Creating Z_0 boson via symmetric beams a. Z0 boson has a rest mass energy of 91.187 GeV. It is produced in collisions of positrons and electrons.
e^- + e^+ to Z_0
How much kinetic energy must the positrons and electrons in symmetric colliding beams have to produce the Z0 boson? The rest mass energy for electrons and positrons is 0.511 MeV.
Creating Z0 boson via positron beam striking electron target
b. Instead, suppose a beam of positrons strike electrons that are at rest. How much energy must the positrons have to produce the Z0 boson?
c. Compare and comment on your answers to part a and b. Hint: The answers should be very different.
To answer both parts a and b, we need to understand the concept of conservation of energy and momentum in particle interactions.
a. In part a, we have symmetric colliding beams of electrons and positrons. To create a Z_0 boson, the total energy before the collision needs to be equal to the total energy after the collision.
The rest mass energy of the Z_0 boson is given as 91.187 GeV. Since the Z_0 boson is created from the annihilation of an electron and a positron, the total energy before the collision would be the sum of rest mass energies of the electrons and positrons.
Each electron and positron has a rest mass energy of 0.511 MeV. Since 1 GeV is equal to 10^6 MeV, the rest mass energy of each electron and positron is 0.511 MeV * 10^(-6) = 0.000511 GeV.
Therefore, the total energy before the collision would be 2 * 0.000511 GeV = 0.001022 GeV.
To find the kinetic energy required for the electrons and positrons, we subtract the rest mass energy from the total energy before the collision:
Kinetic energy = Total energy - Rest mass energy
= 0.001022 GeV - 0.001022 GeV
= 0 GeV
Hence, the positrons and electrons in symmetric colliding beams must have zero kinetic energy to produce the Z_0 boson.
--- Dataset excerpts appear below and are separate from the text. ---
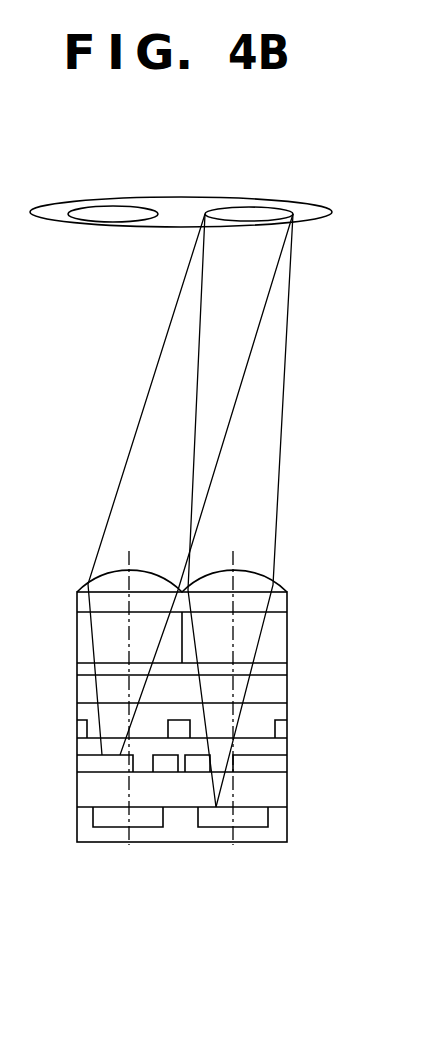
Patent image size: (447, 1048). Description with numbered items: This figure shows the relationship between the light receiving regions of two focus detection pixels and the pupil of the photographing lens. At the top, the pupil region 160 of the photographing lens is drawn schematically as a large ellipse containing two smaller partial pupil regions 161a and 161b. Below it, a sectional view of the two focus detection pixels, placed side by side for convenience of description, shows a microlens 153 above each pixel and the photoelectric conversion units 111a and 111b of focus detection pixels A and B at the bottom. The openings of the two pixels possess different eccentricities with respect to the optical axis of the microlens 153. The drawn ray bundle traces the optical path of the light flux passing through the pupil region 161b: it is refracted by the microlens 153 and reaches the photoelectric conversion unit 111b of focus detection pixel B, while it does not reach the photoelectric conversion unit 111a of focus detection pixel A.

The pupil region of the photographing lens 160 is at (179, 196).
The pupil region 161a is at (87, 222).
The pupil region 161b is at (272, 207).
The microlens 153 is at (245, 572).
The photoelectric conversion unit 111a is at (110, 817).
The photoelectric conversion unit 111b is at (248, 817).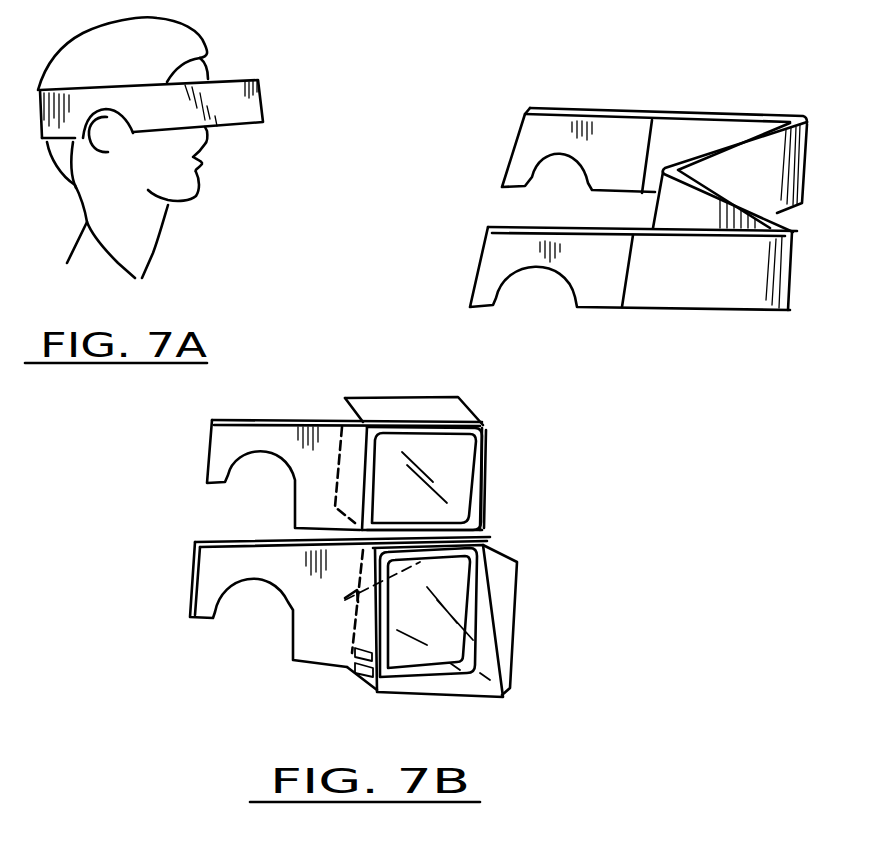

b. In part b, we have a positron beam striking electrons that are at rest. In this case, the positron needs to have enough energy to compensate for the rest mass energy of the electron and produce the Z_0 boson.
The rest mass energy of the electron and positron is still 0.511 MeV, which is 0.000511 GeV. However, to produce the Z_0 boson, additional energy is required.
To find the energy required, we need to subtract the rest mass energy of the electron and positron from the mass energy of the Z_0 boson:
Energy required = Mass energy of Z_0 boson - Rest mass energy of electron/positron
= 91.187 GeV - 2 * 0.000511 GeV
= 91.186978 GeV
Therefore, the positrons need to have an energy of approximately 91.187 GeV to produce the Z_0 boson when striking electrons at rest.
c. The answers to part a and part b are indeed very different.
In part a, where we have symmetric colliding beams, the positrons and electrons need to have zero kinetic energy to produce the Z_0 boson. This is because the rest mass energy of the particles is already sufficient to create the Z_0 boson when they collide.
In part b, where we have a positron beam striking electrons at rest, the positrons need to have an energy of approximately 91.187 GeV. This is because the positron needs to provide enough energy to compensate for the rest mass energy of the electrons and also create the Z_0 boson.
The difference in the required energies stems from the different initial conditions and types of collisions involved in the two scenarios.